Wednesday, June 10, 2009

One More Question

Questions:  Does anybody really like them?

I don't mean your garden variety "I wonder what time the ball game is on?" thoughts, questions of basic fact that are easily answered.  No I mean the big ones -- the ones that keep you up at night. The ones that make your teeth rattle.  What do I do with my life?  Am I in the right place? Do I love X? etc. etc.  

Does anyone really love these questions?  I don't think so.  At least, not at first.  Because we want answers.  We want clarity.  We want to feel comfortable in our own skin, and these sorts of questions have a way of shaking that.  Trying to answer them is like trying to pin down a snake -- it slips right out of your hands. And then it bites you. 

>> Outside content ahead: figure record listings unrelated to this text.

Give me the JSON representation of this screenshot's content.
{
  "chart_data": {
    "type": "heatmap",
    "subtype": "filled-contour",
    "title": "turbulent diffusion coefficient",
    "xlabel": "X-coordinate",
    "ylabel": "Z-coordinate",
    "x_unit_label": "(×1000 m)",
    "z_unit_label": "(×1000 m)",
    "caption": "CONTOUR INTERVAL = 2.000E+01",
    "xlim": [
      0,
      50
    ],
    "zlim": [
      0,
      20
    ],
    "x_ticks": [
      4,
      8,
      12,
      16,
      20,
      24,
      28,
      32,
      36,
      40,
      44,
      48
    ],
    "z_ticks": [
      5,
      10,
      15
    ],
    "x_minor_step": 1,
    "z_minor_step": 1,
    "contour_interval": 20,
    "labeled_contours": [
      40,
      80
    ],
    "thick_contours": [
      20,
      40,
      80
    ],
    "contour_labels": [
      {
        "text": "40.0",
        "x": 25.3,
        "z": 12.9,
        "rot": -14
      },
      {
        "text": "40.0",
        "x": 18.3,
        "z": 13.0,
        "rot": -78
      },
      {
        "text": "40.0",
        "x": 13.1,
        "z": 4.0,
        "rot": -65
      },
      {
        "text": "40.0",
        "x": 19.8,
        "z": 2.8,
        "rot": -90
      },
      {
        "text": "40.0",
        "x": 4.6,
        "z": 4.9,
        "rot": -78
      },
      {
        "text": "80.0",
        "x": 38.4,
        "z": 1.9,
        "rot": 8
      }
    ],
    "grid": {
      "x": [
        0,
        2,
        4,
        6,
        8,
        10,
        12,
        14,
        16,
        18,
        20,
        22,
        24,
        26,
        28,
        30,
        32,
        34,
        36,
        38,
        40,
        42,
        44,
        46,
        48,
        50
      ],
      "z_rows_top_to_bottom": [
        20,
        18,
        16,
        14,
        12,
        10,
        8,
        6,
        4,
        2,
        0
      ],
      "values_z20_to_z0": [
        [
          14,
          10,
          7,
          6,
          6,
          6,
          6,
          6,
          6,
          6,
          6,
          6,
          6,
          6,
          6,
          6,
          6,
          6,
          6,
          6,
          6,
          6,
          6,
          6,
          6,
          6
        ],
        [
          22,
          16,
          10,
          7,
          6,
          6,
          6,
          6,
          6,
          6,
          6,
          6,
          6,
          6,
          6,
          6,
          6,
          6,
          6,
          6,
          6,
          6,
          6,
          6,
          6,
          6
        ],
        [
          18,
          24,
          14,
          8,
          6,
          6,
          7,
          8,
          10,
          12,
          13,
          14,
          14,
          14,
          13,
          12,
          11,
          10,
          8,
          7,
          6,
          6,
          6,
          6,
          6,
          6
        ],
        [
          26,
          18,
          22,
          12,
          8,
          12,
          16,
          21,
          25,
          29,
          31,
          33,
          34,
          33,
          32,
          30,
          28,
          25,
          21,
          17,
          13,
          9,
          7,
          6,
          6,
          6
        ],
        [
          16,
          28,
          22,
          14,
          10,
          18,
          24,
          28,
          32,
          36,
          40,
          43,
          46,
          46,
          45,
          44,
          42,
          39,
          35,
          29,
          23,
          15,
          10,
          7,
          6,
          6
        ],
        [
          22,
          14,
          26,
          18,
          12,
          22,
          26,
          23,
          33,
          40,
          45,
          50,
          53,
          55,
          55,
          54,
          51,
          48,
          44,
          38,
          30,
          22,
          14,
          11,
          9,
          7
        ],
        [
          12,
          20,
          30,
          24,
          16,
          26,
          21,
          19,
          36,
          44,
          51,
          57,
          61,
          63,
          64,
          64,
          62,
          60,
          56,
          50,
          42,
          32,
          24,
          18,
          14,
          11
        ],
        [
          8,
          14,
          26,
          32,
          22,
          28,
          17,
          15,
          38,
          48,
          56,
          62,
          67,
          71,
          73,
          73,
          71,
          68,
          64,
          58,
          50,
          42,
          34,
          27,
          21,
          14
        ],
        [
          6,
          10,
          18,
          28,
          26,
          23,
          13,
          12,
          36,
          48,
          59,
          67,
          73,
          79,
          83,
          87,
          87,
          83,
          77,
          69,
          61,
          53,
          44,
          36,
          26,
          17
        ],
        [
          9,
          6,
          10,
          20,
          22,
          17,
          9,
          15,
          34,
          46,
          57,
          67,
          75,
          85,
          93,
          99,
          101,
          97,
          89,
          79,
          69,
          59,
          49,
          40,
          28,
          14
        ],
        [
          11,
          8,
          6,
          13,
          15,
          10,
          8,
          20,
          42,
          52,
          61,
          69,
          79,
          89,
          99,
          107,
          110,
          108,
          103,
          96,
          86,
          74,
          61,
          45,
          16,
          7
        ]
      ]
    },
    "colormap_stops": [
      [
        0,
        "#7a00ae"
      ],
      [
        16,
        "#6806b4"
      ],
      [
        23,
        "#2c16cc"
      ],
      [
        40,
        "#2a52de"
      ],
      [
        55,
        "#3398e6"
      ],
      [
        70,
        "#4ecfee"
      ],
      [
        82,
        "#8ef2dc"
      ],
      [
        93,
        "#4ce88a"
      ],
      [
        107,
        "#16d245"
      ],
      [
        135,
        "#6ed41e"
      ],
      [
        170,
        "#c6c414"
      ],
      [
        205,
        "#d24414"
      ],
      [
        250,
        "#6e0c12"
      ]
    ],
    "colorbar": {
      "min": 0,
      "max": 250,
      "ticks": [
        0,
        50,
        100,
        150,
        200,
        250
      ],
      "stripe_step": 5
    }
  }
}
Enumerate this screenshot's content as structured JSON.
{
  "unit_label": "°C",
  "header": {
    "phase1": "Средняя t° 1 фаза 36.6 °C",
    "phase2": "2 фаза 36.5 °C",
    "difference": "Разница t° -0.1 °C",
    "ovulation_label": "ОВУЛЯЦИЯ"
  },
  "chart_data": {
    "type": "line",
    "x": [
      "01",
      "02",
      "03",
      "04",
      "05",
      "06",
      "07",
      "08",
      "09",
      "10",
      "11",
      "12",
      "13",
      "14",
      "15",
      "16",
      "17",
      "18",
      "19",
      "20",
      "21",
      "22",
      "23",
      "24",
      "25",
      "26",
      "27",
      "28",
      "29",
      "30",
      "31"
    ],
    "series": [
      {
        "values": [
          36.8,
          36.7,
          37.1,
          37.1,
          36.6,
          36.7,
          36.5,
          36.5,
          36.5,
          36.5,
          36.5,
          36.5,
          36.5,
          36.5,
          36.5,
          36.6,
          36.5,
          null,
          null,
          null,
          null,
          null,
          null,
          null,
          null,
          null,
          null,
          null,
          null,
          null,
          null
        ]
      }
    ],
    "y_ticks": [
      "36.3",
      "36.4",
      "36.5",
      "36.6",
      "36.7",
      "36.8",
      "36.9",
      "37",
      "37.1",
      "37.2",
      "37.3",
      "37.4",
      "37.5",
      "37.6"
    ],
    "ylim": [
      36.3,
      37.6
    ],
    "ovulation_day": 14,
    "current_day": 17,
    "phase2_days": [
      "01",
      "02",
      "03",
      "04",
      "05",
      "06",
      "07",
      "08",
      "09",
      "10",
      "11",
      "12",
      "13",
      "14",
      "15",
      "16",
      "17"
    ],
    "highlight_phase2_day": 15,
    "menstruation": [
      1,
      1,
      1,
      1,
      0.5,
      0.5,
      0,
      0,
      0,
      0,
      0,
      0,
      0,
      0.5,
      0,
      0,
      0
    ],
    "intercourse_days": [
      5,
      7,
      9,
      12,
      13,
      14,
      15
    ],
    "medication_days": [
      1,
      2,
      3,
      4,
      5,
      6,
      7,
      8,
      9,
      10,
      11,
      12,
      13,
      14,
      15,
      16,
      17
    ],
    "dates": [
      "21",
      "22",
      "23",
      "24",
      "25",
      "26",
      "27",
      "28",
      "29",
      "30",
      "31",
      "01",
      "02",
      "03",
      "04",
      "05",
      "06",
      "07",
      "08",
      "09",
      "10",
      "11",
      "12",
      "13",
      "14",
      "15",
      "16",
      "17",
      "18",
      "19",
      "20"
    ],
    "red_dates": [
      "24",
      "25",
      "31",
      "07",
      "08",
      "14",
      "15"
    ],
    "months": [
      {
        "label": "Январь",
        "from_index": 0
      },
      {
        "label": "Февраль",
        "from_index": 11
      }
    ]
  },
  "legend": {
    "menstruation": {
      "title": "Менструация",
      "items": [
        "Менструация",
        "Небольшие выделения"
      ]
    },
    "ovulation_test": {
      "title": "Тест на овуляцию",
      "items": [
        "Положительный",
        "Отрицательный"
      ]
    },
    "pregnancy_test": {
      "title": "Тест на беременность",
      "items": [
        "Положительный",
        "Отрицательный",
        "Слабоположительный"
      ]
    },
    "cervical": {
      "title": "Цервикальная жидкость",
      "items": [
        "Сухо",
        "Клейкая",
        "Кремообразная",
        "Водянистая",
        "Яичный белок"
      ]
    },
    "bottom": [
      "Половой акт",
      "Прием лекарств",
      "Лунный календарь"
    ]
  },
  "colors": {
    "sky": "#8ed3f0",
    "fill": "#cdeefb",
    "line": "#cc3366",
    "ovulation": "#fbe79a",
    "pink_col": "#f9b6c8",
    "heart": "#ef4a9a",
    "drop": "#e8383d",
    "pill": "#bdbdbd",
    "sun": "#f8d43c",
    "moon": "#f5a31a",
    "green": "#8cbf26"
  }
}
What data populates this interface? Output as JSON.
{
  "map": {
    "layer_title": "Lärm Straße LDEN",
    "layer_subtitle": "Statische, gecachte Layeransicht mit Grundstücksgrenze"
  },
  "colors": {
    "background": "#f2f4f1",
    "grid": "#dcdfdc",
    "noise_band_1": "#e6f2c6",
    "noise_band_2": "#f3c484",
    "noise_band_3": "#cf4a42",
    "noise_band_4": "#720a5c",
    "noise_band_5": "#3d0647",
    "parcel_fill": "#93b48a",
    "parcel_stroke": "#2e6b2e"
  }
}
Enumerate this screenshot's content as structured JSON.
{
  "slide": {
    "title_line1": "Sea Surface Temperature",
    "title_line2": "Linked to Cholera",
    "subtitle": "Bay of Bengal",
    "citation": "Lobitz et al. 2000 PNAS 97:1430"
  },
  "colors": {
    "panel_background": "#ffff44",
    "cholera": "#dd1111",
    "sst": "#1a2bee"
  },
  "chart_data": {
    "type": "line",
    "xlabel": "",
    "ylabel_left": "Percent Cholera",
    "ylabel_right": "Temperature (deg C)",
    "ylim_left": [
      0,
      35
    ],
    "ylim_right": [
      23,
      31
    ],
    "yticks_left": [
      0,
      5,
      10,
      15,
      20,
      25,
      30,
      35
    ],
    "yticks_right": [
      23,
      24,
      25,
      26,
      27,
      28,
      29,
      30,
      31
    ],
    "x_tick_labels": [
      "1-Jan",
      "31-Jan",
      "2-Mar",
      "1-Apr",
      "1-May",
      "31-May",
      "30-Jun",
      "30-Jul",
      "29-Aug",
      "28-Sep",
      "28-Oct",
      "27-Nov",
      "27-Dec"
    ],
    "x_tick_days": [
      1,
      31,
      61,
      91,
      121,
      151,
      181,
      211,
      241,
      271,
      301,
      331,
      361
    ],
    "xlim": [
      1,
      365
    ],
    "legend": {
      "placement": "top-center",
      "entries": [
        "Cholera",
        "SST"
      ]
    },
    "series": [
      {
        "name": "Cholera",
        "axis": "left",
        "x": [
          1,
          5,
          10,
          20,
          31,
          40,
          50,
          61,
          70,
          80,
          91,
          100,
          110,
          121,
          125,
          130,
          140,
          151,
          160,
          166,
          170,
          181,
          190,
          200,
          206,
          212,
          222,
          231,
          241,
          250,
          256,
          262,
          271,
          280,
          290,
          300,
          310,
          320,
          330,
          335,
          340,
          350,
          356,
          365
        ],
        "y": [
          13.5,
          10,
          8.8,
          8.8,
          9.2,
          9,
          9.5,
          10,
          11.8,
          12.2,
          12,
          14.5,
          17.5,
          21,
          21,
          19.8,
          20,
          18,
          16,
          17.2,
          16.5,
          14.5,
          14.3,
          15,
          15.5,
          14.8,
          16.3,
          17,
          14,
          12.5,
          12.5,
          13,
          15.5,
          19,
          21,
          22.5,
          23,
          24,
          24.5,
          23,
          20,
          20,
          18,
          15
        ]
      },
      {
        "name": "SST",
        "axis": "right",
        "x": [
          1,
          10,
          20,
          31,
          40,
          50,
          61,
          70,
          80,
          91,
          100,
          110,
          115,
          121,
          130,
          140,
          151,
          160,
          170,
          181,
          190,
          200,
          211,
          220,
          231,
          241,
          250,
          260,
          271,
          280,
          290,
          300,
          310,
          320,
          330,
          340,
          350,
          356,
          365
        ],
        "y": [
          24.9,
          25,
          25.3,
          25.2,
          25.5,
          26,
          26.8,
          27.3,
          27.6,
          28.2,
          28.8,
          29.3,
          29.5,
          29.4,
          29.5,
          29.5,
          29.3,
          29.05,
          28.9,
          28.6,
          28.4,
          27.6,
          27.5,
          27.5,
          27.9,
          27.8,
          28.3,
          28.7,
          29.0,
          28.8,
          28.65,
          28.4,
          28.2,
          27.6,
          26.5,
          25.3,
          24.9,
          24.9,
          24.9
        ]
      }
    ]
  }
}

But I was thinking... what if we thought of the big questions more like the sound of a bell, and instead of having to do something, we could just be the bell itself, letting that sound roll around in us, echo and fade into ourselves.  What if the act of asking does not generate a problem needing immediate solution but is itself a means, a path to the answer. 

I always think of this passage from Rainer Marie Rilke: 
Have patience with everything unresolved in your heart. Try to love the questions themselves as if they were locked rooms or books written in a very foreign language. Don't search for the answers, which could not be given to you now, because you would not be able to live them. And the point is to live everything. Live the questions now. Perhaps then, someday far in the future, you will gradually, without even noticing it, live your way into the answer.